Ambassador Gross thought that this problem was perhaps more a bilateral one than was recognized. It was not fair to saddle the United Nations alone with this problem. Our government ought bilaterally to assist solution of this question before the General Assembly convenes, and the Delegation ought to know the extent of such efforts so that it could better estimate what type of United Nations action on the problem would be feasible. As it was, we came into the Assembly without sufficient knowledge as to what could be accomplished through the United Nations, and what ought better be left to be done outside.

Dr. Tobias commented that the Department seemed to feel that the United States Delegation could go too far, and matters might boomerang on us. He could not agree that that would be the case. We should take the same attitude with the South Africans as with the Soviets in cases of such extreme violations of human rights. He felt that the United States had some pretty firm ground to stand upon, if it were ever challenged in the United Nations as to its domestic treatment of minorities. There existed an enlightened public opinion, and absolute rights of citizens who daily obtained from the courts protection for those rights. The United States should stand on principle and present its own case, if the need arose, with no cause for hesitation.

Mr. Ross spoke about the frustration that had existed in the United Nations on the item in its long history. This had led to many emotional speeches and actions by the Assembly which tended to irritate further the feelings of the South Africans without bringing the problem any nearer to a solution. He was inclined to agree with the reasons listed by Mr. Sandifer for avoiding the position of taking the lead on this item. At the same time he felt that the United States could take a very strong position behind the scenes to develop a firm background for a solution. He suggested perhaps giving the Secretary General a role to play in bringing the parties together for negotiations. Mrs. Roosevelt said this seemed to be about the general position of the Delegation.

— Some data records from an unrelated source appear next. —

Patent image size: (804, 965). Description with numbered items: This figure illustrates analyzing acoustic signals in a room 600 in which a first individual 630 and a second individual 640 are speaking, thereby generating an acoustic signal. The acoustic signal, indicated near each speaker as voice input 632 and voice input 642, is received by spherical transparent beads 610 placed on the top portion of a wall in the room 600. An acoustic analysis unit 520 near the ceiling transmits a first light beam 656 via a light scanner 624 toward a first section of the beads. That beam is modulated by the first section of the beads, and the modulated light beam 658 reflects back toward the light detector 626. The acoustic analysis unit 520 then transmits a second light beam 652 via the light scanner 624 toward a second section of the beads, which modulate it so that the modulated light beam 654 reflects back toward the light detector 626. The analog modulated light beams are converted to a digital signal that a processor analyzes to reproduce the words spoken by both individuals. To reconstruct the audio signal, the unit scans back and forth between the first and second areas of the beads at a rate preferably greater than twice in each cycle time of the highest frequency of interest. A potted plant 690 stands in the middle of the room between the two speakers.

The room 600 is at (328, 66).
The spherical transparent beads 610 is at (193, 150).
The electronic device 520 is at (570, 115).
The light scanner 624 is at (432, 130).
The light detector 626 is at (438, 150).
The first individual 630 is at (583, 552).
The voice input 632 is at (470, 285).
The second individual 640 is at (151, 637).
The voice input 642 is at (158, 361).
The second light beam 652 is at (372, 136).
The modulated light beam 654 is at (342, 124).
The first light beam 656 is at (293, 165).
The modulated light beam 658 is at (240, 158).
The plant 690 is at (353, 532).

Mr. Williams said that the fundamental question involved here was how to respond to other resolutions on this subject. He drew a contrast between our approach on this subject in which we initially, at least, were against a commission working on this problem since the parties did not seem to want a commission, whereas in the case of the German elections, we said that a commission should be appointed to investigate the conditions behind the Iron Curtain in Germany as to [Page 852] the possibility of holding elections although it was obvious that the Soviets would not allow a commission to come to Eastern Germany. Mrs. Roosevelt said that we would avoid condemning the South Africans and urge that the parties get together. She realized the difficulty pointed out by Mr. Williams, but thought that a sufficient difference could be demonstrated in the two cases.

Mr. Vorys said that any resolution on which the United States votes support a solution of this problem in South Africa should be worded so that we would be prepared to have it apply to the United States as well, bearing in mind what Dr. Tobias had said.

Mr. Taylor recalled that there would be a plenary meeting the next day to hold Security Council elections and to vote for a replacement for Argentina on the Trusteeship Council. We would support El Salvador to replace Argentina. Morocco and the General Committee report on the new Soviet item on the Mutual Security Act, plus the Yugoslav item, would also be considered in plenary. The report of the Sixth Committee on procedures for handling the drafting of resolutions would be postponed to the following week.